The argument escalated pretty quickly. Rob put on brass knuckles, Tyler ran upstairs and grabbed a samurai sword. It was one of those cheesey swords that you buy at a truck stop and leave on the top of your fridge. But it turns out they are pretty sharp.
So Tyler hit Rob with the sword (blood everywhere) and Rob hit Tyler with the brass knuckles. Tyler went down, one punch KO. I had never seen someone get knocked out with a single punch. I thought he was dead for a second. But this was my opportunity to start shooting. Tyler was knocked out for a minute, until Rob woke him up with a steel toe kick to the head. Pretty crazy five minutes for sure, but I shot quickly and quietly and then decided to exit before someone actually did die in that basement.
They called me the next morning, I guess they made up and they invited me back that night to have some more beers. Both Tyler and Rob are sitting in jail on murder charges for randomly beating a disabled man to death.
Brooke Frederick: Most recently would have to be an impromptu tour of a slaughter house in the middle of Louisiana. I pulled over to check out the place and the owner himself came out and offered to give me a tour and let me photograph it. I was wearing flip flops and a summer dress… Needless to say I could not turn down his offer.
Giles Clarke: I was on patrol with police in El Salvador one Saturday night a couple of years back. My wife once phoned me while there was gunfire going off in a rough suburb of San Salvador. I had a heavy anti-gang police officer on top of me and my nose was pressed to the dirt and, for some still inexplicable reason, I decided to take her call. I told her I was at a fairground and everything was fine.
The other time was arriving at Stephen Spielberg’s office to photograph him on the Universal Lot in Hollywood and realized I had left the rolls of film at home. More embarrassing than precarious!
Jeffrey Stockbridge: Photographing while hiking over a Gillespie Pass in New Zealand during a rainstorm was pretty precarious. More interesting and relevant, however, is when I embarked on Kensington Blues (2008-2014). During the course of the project, I was spending a lot of time walking up and down Kensington Avenue in North Philly. The Ave is infamously known for drug abuse, prostitution and violent crime. The first couple weeks of photographing were some of the most challenging times I’ve ever faced as a photographer. At first, I was too scared to get out of the car. Every woman on every corner was making eyes at me- they thought I was looking for a date. I worked up the courage to ditch the car and just walk around. In order to make portraits with my 4×5, I had to get people to trust me, which means that I had to trust them first. This wasn’t easy, but through sharing stories and showing prints, I was able to find common ground between myself and the people who were hard-up on the Ave. Communication and respect were key.
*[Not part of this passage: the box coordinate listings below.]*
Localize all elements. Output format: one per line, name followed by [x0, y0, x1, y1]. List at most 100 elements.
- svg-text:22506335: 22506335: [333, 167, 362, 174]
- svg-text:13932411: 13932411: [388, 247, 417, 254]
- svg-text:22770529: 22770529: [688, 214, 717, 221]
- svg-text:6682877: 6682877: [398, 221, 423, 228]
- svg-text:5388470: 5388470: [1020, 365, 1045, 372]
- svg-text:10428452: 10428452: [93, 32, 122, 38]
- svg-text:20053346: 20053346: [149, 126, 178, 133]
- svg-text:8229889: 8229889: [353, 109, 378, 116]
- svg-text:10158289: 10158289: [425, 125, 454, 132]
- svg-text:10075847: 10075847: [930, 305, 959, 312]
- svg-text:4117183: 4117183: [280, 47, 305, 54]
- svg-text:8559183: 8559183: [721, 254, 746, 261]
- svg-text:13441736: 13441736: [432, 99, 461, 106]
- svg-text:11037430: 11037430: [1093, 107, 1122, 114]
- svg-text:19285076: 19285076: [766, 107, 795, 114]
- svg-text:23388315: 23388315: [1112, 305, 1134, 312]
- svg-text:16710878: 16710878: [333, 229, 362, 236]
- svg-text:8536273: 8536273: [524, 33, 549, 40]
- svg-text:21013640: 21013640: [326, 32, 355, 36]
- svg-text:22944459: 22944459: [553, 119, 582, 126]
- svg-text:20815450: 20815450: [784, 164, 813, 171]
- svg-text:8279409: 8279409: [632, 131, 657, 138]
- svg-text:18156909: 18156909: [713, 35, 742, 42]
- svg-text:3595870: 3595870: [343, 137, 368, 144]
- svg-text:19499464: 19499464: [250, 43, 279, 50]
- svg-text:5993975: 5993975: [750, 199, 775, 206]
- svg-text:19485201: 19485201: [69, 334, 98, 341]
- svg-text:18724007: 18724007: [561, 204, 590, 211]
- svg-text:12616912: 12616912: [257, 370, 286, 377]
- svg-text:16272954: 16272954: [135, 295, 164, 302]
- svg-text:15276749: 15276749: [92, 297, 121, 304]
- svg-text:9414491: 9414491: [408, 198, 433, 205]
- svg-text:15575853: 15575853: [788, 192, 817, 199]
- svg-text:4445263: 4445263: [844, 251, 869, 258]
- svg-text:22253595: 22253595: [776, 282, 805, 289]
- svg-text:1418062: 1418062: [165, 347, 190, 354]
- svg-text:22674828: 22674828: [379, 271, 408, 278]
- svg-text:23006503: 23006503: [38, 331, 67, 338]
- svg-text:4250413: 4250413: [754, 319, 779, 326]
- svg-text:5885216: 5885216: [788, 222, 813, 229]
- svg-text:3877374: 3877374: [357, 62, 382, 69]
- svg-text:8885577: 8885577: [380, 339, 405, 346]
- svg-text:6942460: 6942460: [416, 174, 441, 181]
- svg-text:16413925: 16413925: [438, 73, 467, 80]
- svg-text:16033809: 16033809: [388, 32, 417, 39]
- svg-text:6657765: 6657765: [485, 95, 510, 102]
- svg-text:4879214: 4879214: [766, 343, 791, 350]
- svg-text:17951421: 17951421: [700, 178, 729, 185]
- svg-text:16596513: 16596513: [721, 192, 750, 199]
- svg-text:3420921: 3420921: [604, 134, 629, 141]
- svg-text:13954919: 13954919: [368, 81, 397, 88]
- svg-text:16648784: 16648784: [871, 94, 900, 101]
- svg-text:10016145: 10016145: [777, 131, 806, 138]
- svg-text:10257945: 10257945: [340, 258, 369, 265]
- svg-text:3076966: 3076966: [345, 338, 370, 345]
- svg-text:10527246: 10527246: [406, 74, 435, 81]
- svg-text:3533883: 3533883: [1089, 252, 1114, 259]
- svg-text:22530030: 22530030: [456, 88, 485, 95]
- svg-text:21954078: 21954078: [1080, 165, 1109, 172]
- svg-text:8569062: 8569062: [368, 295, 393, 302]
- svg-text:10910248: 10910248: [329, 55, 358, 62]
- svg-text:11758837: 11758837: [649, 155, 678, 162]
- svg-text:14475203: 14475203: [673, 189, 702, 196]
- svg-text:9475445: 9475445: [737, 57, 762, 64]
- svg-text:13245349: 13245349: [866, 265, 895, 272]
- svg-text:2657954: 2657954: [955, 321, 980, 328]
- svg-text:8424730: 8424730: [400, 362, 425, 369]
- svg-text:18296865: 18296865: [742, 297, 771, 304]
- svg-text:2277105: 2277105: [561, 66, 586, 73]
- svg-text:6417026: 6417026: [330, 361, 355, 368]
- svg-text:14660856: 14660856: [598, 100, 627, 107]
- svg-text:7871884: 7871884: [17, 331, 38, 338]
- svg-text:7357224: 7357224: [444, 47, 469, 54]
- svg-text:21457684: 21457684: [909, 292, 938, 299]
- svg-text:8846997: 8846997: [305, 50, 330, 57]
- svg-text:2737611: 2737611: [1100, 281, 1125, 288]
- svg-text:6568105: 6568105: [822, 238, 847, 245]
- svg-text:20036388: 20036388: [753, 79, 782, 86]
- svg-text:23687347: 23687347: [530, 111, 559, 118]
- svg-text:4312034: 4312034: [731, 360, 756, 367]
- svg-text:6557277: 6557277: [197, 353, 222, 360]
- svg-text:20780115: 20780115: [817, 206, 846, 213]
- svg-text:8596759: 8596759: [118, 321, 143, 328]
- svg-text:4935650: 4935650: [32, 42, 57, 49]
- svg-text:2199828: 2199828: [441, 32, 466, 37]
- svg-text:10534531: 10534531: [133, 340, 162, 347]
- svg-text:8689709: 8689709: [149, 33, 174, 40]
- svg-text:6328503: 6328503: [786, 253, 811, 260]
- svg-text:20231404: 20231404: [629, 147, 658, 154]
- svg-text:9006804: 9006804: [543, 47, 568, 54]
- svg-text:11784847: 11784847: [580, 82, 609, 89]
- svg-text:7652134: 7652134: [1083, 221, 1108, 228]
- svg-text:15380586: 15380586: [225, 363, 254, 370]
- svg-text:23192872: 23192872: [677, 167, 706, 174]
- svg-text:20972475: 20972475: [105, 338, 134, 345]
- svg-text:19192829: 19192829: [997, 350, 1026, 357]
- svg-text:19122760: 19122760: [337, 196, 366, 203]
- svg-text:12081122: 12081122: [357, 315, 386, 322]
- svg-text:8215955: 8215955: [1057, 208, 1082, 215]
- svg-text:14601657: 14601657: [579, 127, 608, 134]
As my relationships within the community grew so did the project. A year or so later, I found myself feeling at home on the Avenue, and then one day I saw a young woman get shot in the back of the head right in front of me. Although I had immersed myself in my subject and felt entirely comfortable in the neighborhood, I knew that such things happened. Still, this was a stark reminder of the violence that plagues economically depressed inner-city neighborhoods throughout the US. A violence that we consistently hear about but don’t often witness first hand.